Diperbarui: 28 Juli 2023   11:19

Kompasiana adalah platform blog. Konten ini menjadi tanggung jawab bloger dan tidak mewakili pandangan redaksi Kompas.

Ilmu Sosbud dan Agama. Sumber ilustrasi: PEXELS

Pada tahun 2022, komitmen terhadap isu-isu mulai dari keadilan ekonomi dan hak-hak hingga gerakan dan kepemimpinan feminis, perlu diterjemahkan ke dalam tindakan. Itu berarti membangun jembatan di antara komunitas dan area masalah, seperti iklim. Ini juga berarti melanjutkan model baru dari keterlibatan multistakeholder dan multilateralisme feminis, antara lain dengan memanfaatkan kekuatan dan energi para pemimpin muda, sektor korporasi, dan pemerintah nasional yang berdedikasi.

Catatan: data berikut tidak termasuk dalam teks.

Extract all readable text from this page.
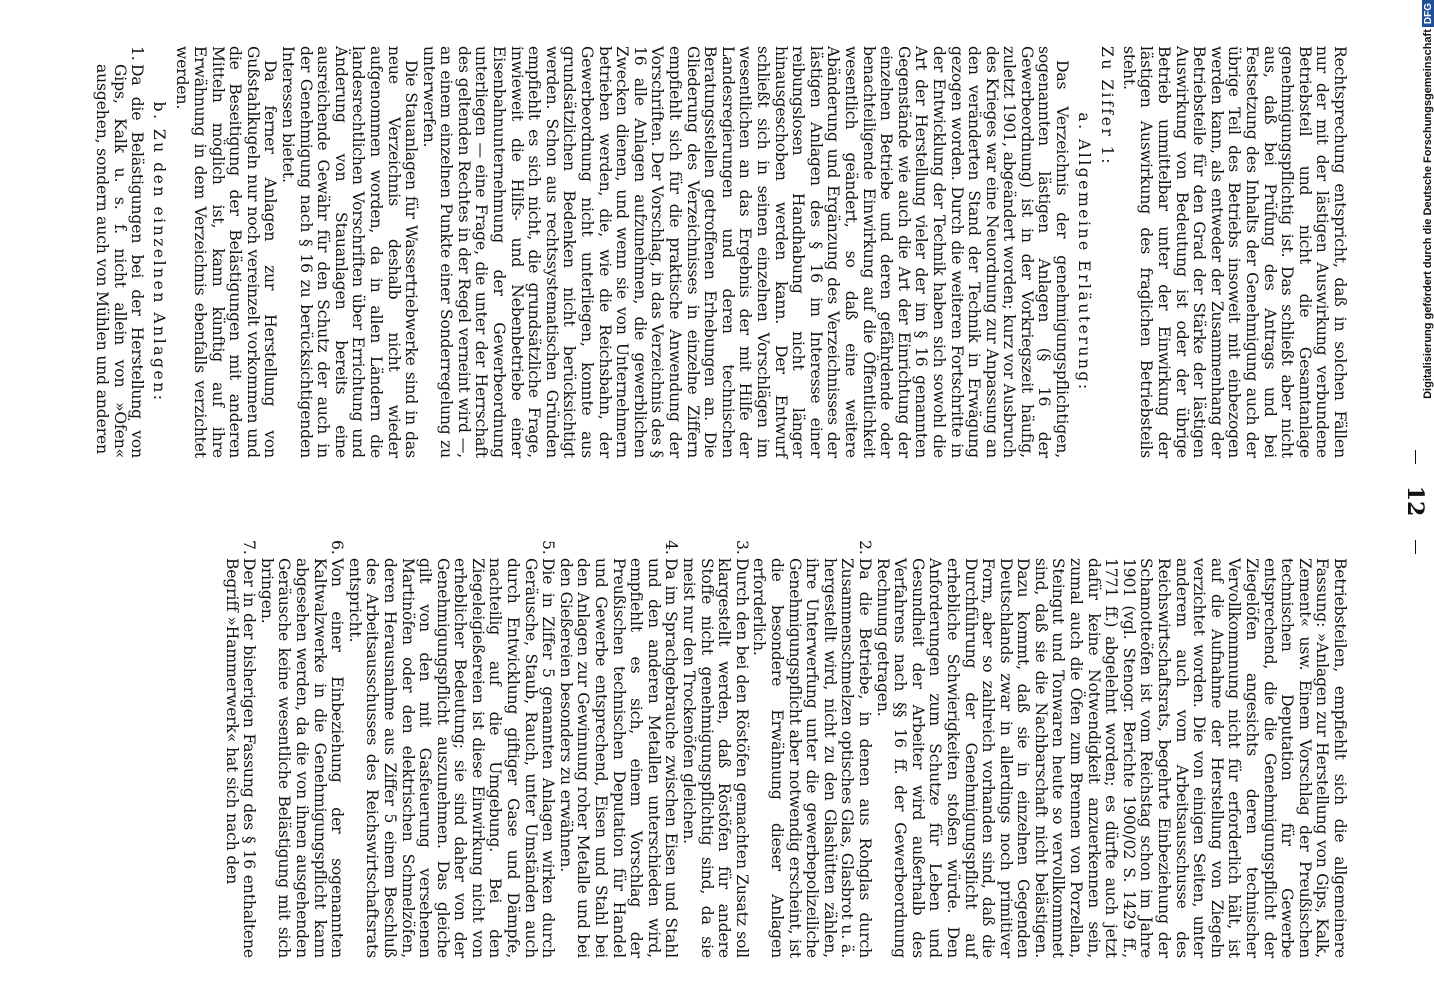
12

Rechtsprechung entspricht, daß in solchen Fällen nur der mit der lästigen Auswirkung verbundene Betriebsteil und nicht die Gesamtanlage genehmigungspflichtig ist. Das schließt aber nicht aus, daß bei Prüfung des Antrags und bei Festsetzung des Inhalts der Genehmigung auch der übrige Teil des Betriebs insoweit mit einbezogen werden kann, als entweder der Zusammenhang der Betriebsteile für den Grad der Stärke der lästigen Auswirkung von Bedeutung ist oder der übrige Betrieb unmittelbar unter der Einwirkung der lästigen Auswirkung des fraglichen Betriebsteils steht.

Zu Ziffer 1:

a. Allgemeine Erläuterung:

Das Verzeichnis der genehmigungspflichtigen, sogenannten lästigen Anlagen (§ 16 der Gewerbeordnung) ist in der Vorkriegszeit häufig, zuletzt 1901, abgeändert worden; kurz vor Ausbruch des Krieges war eine Neuordnung zur Anpassung an den veränderten Stand der Technik in Erwägung gezogen worden. Durch die weiteren Fortschritte in der Entwicklung der Technik haben sich sowohl die Art der Herstellung vieler der im § 16 genannten Gegenstände wie auch die Art der Einrichtung der einzelnen Betriebe und deren gefährdende oder benachteiligende Einwirkung auf die Öffentlichkeit wesentlich geändert, so daß eine weitere Abänderung und Ergänzung des Verzeichnisses der lästigen Anlagen des § 16 im Interesse einer reibungslosen Handhabung nicht länger hinausgeschoben werden kann. Der Entwurf schließt sich in seinen einzelnen Vorschlägen im wesentlichen an das Ergebnis der mit Hilfe der Landesregierungen und deren technischen Beratungsstellen getroffenen Erhebungen an. Die Gliederung des Verzeichnisses in einzelne Ziffern empfiehlt sich für die praktische Anwendung der Vorschriften. Der Vorschlag, in das Verzeichnis des § 16 alle Anlagen aufzunehmen, die gewerblichen Zwecken dienen, und wenn sie von Unternehmern betrieben werden, die, wie die Reichsbahn, der Gewerbeordnung nicht unterliegen, konnte aus grundsätzlichen Bedenken nicht berücksichtigt werden. Schon aus rechtssystematischen Gründen empfiehlt es sich nicht, die grundsätzliche Frage, inwieweit die Hilfs- und Nebenbetriebe einer Eisenbahnunternehmung der Gewerbeordnung unterliegen — eine Frage, die unter der Herrschaft des geltenden Rechtes in der Regel verneint wird —, an einem einzelnen Punkte einer Sonderregelung zu unterwerfen.

Die Stauanlagen für Wassertriebwerke sind in das neue Verzeichnis deshalb nicht wieder aufgenommen worden, da in allen Ländern die landesrechtlichen Vorschriften über Errichtung und Änderung von Stauanlagen bereits eine ausreichende Gewähr für den Schutz der auch in der Genehmigung nach § 16 zu berücksichtigenden Interessen bietet.

Da ferner Anlagen zur Herstellung von Gußstahlkugeln nur noch vereinzelt vorkommen und die Beseitigung der Belästigungen mit anderen Mitteln möglich ist, kann künftig auf ihre Erwähnung in dem Verzeichnis ebenfalls verzichtet werden.

b. Zu den einzelnen Anlagen:

1.
Da die Belästigungen bei der Herstellung von Gips, Kalk u. s. f. nicht allein von »Öfen« ausgehen, sondern auch von Mühlen und anderen

Betriebsteilen, empfiehlt sich die allgemeinere Fassung: »Anlagen zur Herstellung von Gips, Kalk, Zement« usw. Einem Vorschlag der Preußischen technischen Deputation für Gewerbe entsprechend, die die Genehmigungspflicht der Ziegelöfen angesichts deren technischer Vervollkommnung nicht für erforderlich hält, ist auf die Aufnahme der Herstellung von Ziegeln verzichtet worden. Die von einigen Seiten, unter anderem auch vom Arbeitsausschusse des Reichswirtschaftsrats, begehrte Einbeziehung der Schamotteöfen ist vom Reichstag schon im Jahre 1901 (vgl. Stenogr. Berichte 1900/02 S. 1429 ff., 1771 ff.) abgelehnt worden; es dürfte auch jetzt dafür keine Notwendigkeit anzuerkennen sein, zumal auch die Öfen zum Brennen von Porzellan, Steingut und Tonwaren heute so vervollkommnet sind, daß sie die Nachbarschaft nicht belästigen. Dazu kommt, daß sie in einzelnen Gegenden Deutschlands zwar in allerdings noch primitiver Form, aber so zahlreich vorhanden sind, daß die Durchführung der Genehmigungspflicht auf erhebliche Schwierigkeiten stoßen würde. Den Anforderungen zum Schutze für Leben und Gesundheit der Arbeiter wird außerhalb des Verfahrens nach §§ 16 ff. der Gewerbeordnung Rechnung getragen.

2.
Da die Betriebe, in denen aus Rohglas durch Zusammenschmelzen optisches Glas, Glasbrot u. ä. hergestellt wird, nicht zu den Glashütten zählen, ihre Unterwerfung unter die gewerbepolizeiliche Genehmigungspflicht aber notwendig erscheint, ist die besondere Erwähnung dieser Anlagen erforderlich.
3.
Durch den bei den Röstöfen gemachten Zusatz soll klargestellt werden, daß Röstöfen für andere Stoffe nicht genehmigungspflichtig sind, da sie meist nur den Trockenöfen gleichen.
4.
Da im Sprachgebrauche zwischen Eisen und Stahl und den anderen Metallen unterschieden wird, empfiehlt es sich, einem Vorschlag der Preußischen technischen Deputation für Handel und Gewerbe entsprechend, Eisen und Stahl bei den Anlagen zur Gewinnung roher Metalle und bei den Gießereien besonders zu erwähnen.
5.
Die in Ziffer 5 genannten Anlagen wirken durch Geräusche, Staub, Rauch, unter Umständen auch durch Entwicklung giftiger Gase und Dämpfe, nachteilig auf die Umgebung. Bei den Ziegeleigießereien ist diese Einwirkung nicht von erheblicher Bedeutung; sie sind daher von der Genehmigungspflicht auszunehmen. Das gleiche gilt von den mit Gasfeuerung versehenen Martinöfen oder den elektrischen Schmelzöfen, deren Herausnahme aus Ziffer 5 einem Beschluß des Arbeitsausschusses des Reichswirtschaftsrats entspricht.
6.
Von einer Einbeziehung der sogenannten Kaltwalzwerke in die Genehmigungspflicht kann abgesehen werden, da die von ihnen ausgehenden Geräusche keine wesentliche Belästigung mit sich bringen.
7.
Der in der bisherigen Fassung des § 16 enthaltene Begriff »Hammerwerk« hat sich nach den
Digitalisierung gefördert durch die Deutsche ForschungsgemeinschaftDFG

"Selama beberapa dekade, para aktivis yang tak kenal lelah dan teruji telah menunjukkan kepada kita bahwa kita harus mendukung gerakan hak-hak perempuan yang kuat, independen, untuk menghapuskan kekerasan terhadap anak perempuan. Sekarang, komunitas pendanaan dan advokasi yang lebih luas mulai berinvestasi dalam hal ini." Michelle Milford Morse (Wakil Presiden untuk Girls and Women Strategy, UN Foundation).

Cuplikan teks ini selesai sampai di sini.